The documentary alleges that Balachandran was executed two hours after the first photo was taken. The images have been scrutinized by digital image analysts, who concluded they came from the same camera, and support video footage of the boy’s body uncovered last year, Macrae said. The Sri Lankan government has maintained that Prabhakaran’s family were killed in fighting. The bodies of his wife and daughter have never been found.
“The new photographs are particularly important evidentially, because they prove that Balachandran was not killed in crossfire, or in a battle. His death was deliberate and calculated,” Macrae wrote.
“It is difficult to imagine the mindset of an army in which a child can be executed in cold blood with apparent impunity.” “No War Zone: The Killing Fields of Sri Lanka” will be released in March in Geneva to coincide with a UN Human Rights Council discussion on the country, currently facing censure by the US over its failure to probe war crimes. Sri Lanka’s military denied executing prisoners and accused the British network of engaging in a campaign to tar the country’s reputation.

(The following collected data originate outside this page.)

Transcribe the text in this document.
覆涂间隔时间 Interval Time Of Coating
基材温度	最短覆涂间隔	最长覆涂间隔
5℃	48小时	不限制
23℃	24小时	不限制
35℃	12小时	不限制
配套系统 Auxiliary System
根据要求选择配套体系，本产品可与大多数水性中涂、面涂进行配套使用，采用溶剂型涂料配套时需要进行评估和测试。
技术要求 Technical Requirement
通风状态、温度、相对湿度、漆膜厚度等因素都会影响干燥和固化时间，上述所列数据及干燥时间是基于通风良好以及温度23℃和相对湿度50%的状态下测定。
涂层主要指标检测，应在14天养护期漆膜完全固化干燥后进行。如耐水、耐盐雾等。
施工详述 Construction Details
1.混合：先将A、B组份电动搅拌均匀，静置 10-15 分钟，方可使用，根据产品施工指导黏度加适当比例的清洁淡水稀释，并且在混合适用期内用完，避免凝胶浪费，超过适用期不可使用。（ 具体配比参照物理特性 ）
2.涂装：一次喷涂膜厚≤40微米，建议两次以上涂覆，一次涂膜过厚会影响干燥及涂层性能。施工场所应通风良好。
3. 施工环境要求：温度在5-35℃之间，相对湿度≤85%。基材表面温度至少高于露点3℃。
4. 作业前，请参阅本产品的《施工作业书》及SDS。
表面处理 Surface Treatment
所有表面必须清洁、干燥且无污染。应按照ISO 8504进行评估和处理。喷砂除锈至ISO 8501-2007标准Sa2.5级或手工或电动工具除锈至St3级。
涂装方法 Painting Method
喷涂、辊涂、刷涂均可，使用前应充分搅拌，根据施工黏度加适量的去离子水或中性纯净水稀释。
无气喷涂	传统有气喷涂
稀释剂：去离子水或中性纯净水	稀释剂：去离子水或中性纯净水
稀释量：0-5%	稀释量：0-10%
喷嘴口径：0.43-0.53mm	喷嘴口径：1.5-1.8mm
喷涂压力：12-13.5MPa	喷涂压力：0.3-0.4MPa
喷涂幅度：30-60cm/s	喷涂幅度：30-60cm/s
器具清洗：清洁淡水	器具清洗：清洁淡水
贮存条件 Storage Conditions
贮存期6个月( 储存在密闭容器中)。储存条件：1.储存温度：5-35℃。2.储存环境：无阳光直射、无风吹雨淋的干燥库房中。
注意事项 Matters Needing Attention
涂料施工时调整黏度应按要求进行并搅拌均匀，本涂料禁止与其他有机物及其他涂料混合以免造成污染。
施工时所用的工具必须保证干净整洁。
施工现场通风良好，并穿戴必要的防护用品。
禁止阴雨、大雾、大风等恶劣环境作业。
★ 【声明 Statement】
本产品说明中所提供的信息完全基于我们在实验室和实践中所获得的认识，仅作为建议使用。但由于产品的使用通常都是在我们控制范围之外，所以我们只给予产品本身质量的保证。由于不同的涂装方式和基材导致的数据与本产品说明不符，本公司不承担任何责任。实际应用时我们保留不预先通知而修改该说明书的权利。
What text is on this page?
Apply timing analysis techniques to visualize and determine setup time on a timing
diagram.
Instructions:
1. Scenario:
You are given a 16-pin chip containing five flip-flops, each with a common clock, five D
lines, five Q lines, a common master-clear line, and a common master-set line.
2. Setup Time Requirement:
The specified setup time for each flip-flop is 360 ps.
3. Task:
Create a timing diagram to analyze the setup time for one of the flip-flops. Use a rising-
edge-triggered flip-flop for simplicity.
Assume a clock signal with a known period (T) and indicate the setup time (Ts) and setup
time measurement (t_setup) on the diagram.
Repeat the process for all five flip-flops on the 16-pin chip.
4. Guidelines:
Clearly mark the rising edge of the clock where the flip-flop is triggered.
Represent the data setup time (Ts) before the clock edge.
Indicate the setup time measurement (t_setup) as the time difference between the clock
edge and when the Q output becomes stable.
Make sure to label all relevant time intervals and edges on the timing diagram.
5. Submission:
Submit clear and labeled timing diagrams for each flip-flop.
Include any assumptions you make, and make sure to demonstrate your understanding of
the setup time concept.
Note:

“These pictures come out in time for the UN Human Rights Council meetings. They want to discredit us,” Sri Lankan military spokesman Brig. Ruwan Wanisasooriya said. “No evidence has been presented to us to investigate.” Macrae asked India to support calls for an independent probe and said that Sri Lanka’s President Mahinda Rajapakse and his brother, defense secretary Gotabhaya Rajapakse, should be made to answer for alleged war crimes.
Rights groups say up to 40,000 civilians were killed by security forces in the final months of a no-holds-barred offensive in 2009 that ended Sri Lanka’s decades-long fight against Tamil separatists.
Sri Lanka denies causing civilian deaths and President Rajapakse sees himself as having brought peace to the Indian Ocean island.

Clergy wants probe
Christian clergy from Sri Lanka’s ethnic Tamil-majority north have asked the UN Human Rights Council to push for an independent international inquiry into alleged atrocities in Sri Lanka’s civil war.
A letter dated Monday and signed by 133 Roman Catholic, Anglican and Methodist pastors and nuns said the government lacks the will to resolve causes of the conflict on its own.
Both the government and the now-defeated Tamil Tiger rebels have been accused of serious human rights violations during the quarter-century-long war, especially its final stages. According to a UN report, tens of thousands of civilians were killed in just the five months before fighting ended in 2009.
Last week, UN High Commissioner for Human Rights Navi Pillay said Sri Lanka has failed to investigate reports of atrocities, and that opposition leaders are still being killed or abducted.
“We are convinced that the root cause of these problems is a lack of political will,” the letter from the clergy said.
“Hence, it is our firm conviction that technical assistance from the UN in the form of training, advice, financial and material support will not suffice.” They called for an international, independent commission of inquiry.
The UN rights council last year passed a resolution urging Sri Lanka to investigate human rights abuses, as the country’s own war commission had recommended. The clergy asked the council to pass a new resolution noting a lack of progress by the government.